Österreich Vorreiter bei extraschnellen mobilen Datendiensten
Der österreichische Mobilfunk-Anbieter mobilkom austria hat am 23. März als erster Provider in Europa den regulären Betrieb der Datenfunktechnik HSPA+ gestartet. HSPA+ (High Speed Packet Access Plus) ist die jüngste Weiterentwicklung des Mobilfunkstandards der dritten Generation (UMTS) und wirkt wie ein Turbolader.
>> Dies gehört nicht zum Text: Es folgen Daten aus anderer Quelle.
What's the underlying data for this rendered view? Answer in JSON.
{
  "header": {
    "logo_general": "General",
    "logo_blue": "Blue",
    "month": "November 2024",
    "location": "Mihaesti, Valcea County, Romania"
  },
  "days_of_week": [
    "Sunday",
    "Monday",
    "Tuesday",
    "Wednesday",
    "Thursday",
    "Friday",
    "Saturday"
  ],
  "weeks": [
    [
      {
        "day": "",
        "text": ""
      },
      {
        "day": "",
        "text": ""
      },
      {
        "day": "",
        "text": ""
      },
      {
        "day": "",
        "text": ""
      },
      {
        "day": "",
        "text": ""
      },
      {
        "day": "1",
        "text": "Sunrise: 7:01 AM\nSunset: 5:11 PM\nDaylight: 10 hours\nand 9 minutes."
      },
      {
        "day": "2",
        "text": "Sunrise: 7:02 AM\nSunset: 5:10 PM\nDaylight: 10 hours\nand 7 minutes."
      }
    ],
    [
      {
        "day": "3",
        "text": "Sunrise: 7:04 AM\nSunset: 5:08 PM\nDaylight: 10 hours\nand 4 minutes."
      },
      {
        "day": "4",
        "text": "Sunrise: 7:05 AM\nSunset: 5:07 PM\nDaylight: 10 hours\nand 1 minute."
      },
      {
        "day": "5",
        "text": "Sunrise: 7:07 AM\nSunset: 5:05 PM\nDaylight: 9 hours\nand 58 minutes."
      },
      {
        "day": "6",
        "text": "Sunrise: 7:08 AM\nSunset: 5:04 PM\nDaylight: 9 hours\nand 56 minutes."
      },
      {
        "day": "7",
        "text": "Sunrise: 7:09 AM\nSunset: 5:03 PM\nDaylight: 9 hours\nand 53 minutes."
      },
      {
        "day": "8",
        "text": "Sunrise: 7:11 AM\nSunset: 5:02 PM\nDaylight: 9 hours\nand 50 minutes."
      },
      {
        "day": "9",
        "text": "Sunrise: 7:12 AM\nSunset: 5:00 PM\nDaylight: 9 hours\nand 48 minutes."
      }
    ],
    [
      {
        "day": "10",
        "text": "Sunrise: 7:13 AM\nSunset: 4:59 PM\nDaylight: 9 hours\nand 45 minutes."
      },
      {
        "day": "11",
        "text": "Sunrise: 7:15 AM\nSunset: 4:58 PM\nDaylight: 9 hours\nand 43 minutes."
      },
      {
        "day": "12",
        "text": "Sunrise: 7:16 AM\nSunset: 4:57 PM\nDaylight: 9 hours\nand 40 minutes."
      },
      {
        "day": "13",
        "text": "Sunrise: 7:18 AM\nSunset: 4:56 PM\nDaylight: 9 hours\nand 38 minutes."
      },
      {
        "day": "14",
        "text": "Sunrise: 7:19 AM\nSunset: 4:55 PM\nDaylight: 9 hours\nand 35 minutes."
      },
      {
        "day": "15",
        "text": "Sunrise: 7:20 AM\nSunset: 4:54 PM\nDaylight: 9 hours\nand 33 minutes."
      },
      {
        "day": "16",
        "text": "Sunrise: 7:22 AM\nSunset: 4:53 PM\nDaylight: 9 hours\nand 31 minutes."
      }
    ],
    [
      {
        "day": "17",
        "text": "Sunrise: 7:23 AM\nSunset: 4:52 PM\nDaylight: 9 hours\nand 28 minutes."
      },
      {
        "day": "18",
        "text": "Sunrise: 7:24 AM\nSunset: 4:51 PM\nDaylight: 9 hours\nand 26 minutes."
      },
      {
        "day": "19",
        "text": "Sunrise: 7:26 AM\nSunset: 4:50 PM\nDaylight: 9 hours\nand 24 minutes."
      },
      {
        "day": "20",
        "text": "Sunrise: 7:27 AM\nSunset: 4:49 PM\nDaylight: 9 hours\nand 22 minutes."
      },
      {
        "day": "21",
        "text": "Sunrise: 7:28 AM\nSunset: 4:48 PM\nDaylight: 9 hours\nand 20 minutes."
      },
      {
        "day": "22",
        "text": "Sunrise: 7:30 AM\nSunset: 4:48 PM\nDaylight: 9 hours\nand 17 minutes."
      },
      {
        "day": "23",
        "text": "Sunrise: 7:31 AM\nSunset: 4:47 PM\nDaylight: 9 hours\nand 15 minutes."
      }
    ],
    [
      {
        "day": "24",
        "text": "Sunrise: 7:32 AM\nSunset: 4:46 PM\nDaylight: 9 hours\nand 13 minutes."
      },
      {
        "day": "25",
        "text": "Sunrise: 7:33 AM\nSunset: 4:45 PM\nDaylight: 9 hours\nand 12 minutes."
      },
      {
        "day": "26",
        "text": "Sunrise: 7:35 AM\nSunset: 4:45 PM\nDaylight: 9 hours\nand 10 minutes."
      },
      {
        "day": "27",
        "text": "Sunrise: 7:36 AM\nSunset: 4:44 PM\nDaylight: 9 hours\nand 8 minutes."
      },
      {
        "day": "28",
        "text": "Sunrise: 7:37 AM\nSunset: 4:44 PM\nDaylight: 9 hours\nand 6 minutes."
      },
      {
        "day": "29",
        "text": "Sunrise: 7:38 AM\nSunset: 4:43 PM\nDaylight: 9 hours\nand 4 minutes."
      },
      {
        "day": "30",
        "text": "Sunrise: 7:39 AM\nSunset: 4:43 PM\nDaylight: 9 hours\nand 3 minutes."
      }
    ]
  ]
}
Theoretisch lassen sich mit HSPA+ bereits heute maximale Datenübertragungsgeschwindigkeiten von 21 Megabit pro Sekunden erreichen. Mittelfristig sind sogar 28,8 MBit/s möglich. Die dazu notwendige Technik liefert der schwedische Mobilfunknetz-Ausrüster Ericsson. Um HSPA+ zu nutzen, bedarf es allerdings neuer Endgeräte. Ein entsprechendes Datenmodem als USB-Stick (E270+), zum Anschluss an Notebooks oder NetBooks, wird ab sofort im A1 Online-Shop für 49 Euro angeboten.
Die Hauptstadt Wien profitiert zuerst von den Ausbau-Aktivitäten von mobilkom Austria. Zunächst wird lediglich ein Stadtbezirk versogt, bis Mitte des Jahres soll die Abdeckung in der Hauptstadt erweitert werden. Ende 2009, so die aktuelle Planung, werden dann auch weitere Regionen das Netz-Upgrade erhalten. Österreich zählt weltweit zu den Pionieren bei mobilen Breitband-Diensten. So zählt bereits annähernd jeder dritte Haushalt zu den Kunden, und etwa 80 Prozent aller Haushalte möchten mit Hilfe schneller mobiler Datendienste ins Internet gehen. Innerhalb von nur zwei Jahre hat sich die Anzahl der Kunden mehr als verdreifacht. Gab es Ende 2006 erst 120.000 mobile Datendienst-Nutzer, waren es Ende 2008 bereits 400.000.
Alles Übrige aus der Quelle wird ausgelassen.